The mass was excised totally and send to the department of pathology. In routine haematoxylene and eosin slides, large follicles which showed marked vascular proliferation and hyalinization of their abnormal germinal centers were seen scattered in lymhoid tissue (Fig. I). There was a concentric layering of the lymphocytes at the periphery of the follicles (Fig. II). In hyalin centers, large cells with a vesicular nuclei were seen. These cells were evidenced as follicular dendritic cells by their immunoreactivity for CD 21 and CD35. Follicular areas were stained positive by B cell markers and interfollicular areas were positive for T cell markers. Lymph node showed positivity for both kappa and lambda chains. The diagnosis was “Castleman’s disease, hyaline vascular type”.
Figure 1
Discussion
Castleman’s disease is a unique type of lymphoproliferative disease. Its etiology is controversial and knowledge about morbidity is not settled yet. The disease has usually been reported in adults but in children the disease is rare. (6,7,8,9,10).
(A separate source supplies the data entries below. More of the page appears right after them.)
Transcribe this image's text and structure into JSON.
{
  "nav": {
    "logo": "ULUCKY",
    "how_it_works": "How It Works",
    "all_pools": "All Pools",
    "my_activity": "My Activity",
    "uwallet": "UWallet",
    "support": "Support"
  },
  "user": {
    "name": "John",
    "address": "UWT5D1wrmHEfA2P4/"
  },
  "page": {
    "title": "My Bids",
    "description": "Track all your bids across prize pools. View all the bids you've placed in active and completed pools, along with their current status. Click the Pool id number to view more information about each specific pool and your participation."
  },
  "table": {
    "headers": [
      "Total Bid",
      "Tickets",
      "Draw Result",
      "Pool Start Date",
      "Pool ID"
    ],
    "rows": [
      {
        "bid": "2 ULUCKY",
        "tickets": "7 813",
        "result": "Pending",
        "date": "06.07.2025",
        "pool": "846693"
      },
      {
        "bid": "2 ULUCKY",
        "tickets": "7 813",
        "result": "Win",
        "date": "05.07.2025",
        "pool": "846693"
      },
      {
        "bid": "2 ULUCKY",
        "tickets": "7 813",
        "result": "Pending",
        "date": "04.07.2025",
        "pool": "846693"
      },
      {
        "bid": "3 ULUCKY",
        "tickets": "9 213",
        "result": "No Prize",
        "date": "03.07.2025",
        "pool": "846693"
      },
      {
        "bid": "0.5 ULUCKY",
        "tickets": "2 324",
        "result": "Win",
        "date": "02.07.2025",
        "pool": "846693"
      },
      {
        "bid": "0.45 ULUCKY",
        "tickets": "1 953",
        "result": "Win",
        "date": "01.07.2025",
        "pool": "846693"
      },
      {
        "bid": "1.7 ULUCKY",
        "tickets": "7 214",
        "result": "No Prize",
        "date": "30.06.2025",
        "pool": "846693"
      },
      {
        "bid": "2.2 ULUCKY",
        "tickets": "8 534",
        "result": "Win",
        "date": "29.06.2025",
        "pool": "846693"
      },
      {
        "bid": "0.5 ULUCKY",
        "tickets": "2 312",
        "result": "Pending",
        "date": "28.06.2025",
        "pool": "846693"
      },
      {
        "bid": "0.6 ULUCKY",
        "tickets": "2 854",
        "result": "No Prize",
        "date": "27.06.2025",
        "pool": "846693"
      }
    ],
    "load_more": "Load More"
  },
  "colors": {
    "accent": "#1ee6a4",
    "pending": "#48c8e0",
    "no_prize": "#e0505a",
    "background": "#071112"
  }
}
From the point of localization, neck is one of the rarest regions to be involved. The neck was the side of involvement only in a few children who were reported in the review of the literature by Salisbury (5,7). Grossly, lesion can be as large as 15 cm in diameter. Similar microscopic changes suggesting an early stage of the same process are sometimes seen in the adjacent lymph nodes (3). Approximately 90 % of the solitary cases are hyaline vascular subtype and remainders are plasma cell type. Hyaline vascular subtype usually doesn’t present with any systemic symptom. Symptoms like fever and weight loss; abnormal laboratory results like elevated ESR and CRP, microcytic anaemia, which consists approximately 10 % of the solitary clinical form (3). Castleman’s disease of plasma cell type can be associated with polyneuropathy, organomegaly, endocrinopathy, M-protein, skin changes and anasarca. The acronym “POEMS” is used to name this syndrome (11). The rare occurrence of Castleman’s disease, especially multicentric forms in younger ages suggests a hypothesis that environmental events play an important role in etiogenesis of Castleman’s disease and paediatric forms present an earlier form of the process (7). The diagnosis is possible only through a surgical biopsy and excision of the node with the surrounding lymph nodes is satisfactory for the cure in localized cases as in our case. All the symptoms are expected to disappear after a successful removal of the involved node. But, recurrences have been reported in adults (12). Due to her relatively poor prognosis and severity of the disease, Castleman’s disease of mixed type may be treated with combination chemotherapy consisting of cyclophosphamide, vincristine, doxorubicin, and prednisone (13). Although the clinical expression of the disease in adults is well described, further investigations are needed to clarify the pathophysiology of Castleman’s disease, especially in children.